Isosteric analogues of nicotinamide adenine dinucleotide derived from furanfurin, thiophenfurin, and selenophenfurin as mammalian inosine monophosphate dehydrogenase (type I and II) inhibitors.
Journal of medicinal chemistry
confidence
Key findings
Synthetic NAD analogues TFAD, FFAD, SFAD, TAD, SAD evaluated as IMPDH type I and II inhibitors; SAD > SFAD = TFAD = TAD >> FFAD; no difference in inhibition of type I vs II.

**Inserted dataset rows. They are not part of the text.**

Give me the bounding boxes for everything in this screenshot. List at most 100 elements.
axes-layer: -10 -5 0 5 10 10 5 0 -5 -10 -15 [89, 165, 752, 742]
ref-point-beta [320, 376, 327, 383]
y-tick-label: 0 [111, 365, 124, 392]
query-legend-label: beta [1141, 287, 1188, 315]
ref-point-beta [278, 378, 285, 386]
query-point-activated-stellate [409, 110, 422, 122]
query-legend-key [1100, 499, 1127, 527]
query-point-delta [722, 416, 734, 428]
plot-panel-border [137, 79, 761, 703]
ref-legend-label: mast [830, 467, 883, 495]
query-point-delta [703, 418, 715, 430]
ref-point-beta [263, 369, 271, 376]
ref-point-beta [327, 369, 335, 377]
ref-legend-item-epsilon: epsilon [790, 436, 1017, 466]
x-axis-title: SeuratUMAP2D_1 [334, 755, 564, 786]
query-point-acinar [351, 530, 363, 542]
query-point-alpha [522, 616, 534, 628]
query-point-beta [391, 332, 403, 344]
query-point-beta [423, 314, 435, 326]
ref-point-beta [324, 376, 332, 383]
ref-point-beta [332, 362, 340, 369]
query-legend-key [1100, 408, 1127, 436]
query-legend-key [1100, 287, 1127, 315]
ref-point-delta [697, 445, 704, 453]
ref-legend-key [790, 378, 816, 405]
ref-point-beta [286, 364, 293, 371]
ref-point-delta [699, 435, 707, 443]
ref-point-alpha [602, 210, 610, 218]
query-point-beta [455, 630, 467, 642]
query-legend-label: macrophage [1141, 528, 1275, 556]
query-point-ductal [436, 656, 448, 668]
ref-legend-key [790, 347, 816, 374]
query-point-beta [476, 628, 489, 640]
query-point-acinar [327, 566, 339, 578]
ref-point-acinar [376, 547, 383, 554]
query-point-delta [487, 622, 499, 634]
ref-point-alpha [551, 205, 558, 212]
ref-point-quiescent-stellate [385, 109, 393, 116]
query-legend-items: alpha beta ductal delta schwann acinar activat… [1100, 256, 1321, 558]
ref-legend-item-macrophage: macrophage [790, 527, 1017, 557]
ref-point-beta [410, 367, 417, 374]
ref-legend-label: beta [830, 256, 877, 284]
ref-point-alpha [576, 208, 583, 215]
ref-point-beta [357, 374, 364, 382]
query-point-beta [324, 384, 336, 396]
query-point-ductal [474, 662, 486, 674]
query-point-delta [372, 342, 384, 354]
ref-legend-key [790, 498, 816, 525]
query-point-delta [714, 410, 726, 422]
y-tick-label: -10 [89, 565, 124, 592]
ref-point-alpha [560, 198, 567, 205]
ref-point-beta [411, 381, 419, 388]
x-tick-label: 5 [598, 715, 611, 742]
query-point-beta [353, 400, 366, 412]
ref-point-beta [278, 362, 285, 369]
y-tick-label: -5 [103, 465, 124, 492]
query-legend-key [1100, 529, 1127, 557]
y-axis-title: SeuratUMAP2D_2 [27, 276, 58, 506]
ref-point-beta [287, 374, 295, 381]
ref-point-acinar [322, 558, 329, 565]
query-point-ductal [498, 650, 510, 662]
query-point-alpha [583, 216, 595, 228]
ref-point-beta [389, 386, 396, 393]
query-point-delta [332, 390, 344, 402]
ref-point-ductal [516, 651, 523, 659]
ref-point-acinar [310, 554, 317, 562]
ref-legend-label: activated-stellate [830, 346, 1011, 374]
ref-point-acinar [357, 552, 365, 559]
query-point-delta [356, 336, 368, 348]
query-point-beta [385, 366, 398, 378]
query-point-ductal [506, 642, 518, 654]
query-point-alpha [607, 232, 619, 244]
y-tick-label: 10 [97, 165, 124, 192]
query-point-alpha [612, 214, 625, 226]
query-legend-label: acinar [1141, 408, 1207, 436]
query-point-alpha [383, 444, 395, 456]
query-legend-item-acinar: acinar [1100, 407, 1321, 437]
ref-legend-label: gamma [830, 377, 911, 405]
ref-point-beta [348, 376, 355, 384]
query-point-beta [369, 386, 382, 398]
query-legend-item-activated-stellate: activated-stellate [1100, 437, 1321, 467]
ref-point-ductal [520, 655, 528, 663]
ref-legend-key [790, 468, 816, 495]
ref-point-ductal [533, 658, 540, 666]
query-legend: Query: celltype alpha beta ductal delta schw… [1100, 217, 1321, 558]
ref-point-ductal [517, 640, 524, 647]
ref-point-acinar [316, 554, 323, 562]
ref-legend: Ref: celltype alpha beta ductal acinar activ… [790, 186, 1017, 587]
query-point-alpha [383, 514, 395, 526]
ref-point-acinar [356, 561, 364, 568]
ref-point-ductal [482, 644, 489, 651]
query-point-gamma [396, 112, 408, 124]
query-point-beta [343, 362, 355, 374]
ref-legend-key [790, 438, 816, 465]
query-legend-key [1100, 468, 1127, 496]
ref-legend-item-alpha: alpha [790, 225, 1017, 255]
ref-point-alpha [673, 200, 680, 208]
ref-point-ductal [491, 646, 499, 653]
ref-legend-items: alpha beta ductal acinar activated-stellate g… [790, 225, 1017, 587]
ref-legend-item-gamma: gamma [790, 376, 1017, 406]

View source on PubMed (PMID 9572896) ↗
- Sample size
- Not reported
- Population
- Recombinant human IMPDH type I and II (in vitro)
- Dosing
- Not reported
- Duration
- Not reported
- Route
- In vitro
- Blinding
- not_reported
- Controls
- none
- Drug class
- coenzyme
Full abstract
Dinucleotides TFAD (6), FFAD (7), and SFAD (8), isosteric NAD analogues derived, respectively, from C-nucleosides 5-beta-d-ribofuranosylthiophene-3-carboxamide (thiophenfurin, 1), 5-beta-d-ribofuranosylfuran-3-carboxamide (furanfurin, 2), and 5-beta-d-ribofuranosylselenophene-3-carboxamide (selenophenfurin, 5), were synthesized as human inosine monophosphate dehydrogenase (IMPDH) type I and II inhibitors. The synthesis was carried out by imidazole-catalyzed coupling of the 5'-monophosphate of 1, 2, and 5 with AMP. These dinucleotides, which are also analogues of thiazole-4-carboxamide adenine dinucleotide (TAD) and selenazole-4-carboxamide adenine dinucleotide (SAD), the active metabolites of the oncolytic C-nucleosides 2-beta-D-ribofuranosylthiazole-4-carboxamide (tiazofurin) and 2-beta-D-ribofuranosylselenazole-4-carboxamide (selenazofurin), were evaluated for their inhibitory potency against recombinant human IMPDH type I and II. The order of inhibitory potency found was SAD > SFAD = TFAD = TAD >> FFAD for both enzyme isoforms. No significant difference was found in inhibition of IMPDH type I and II.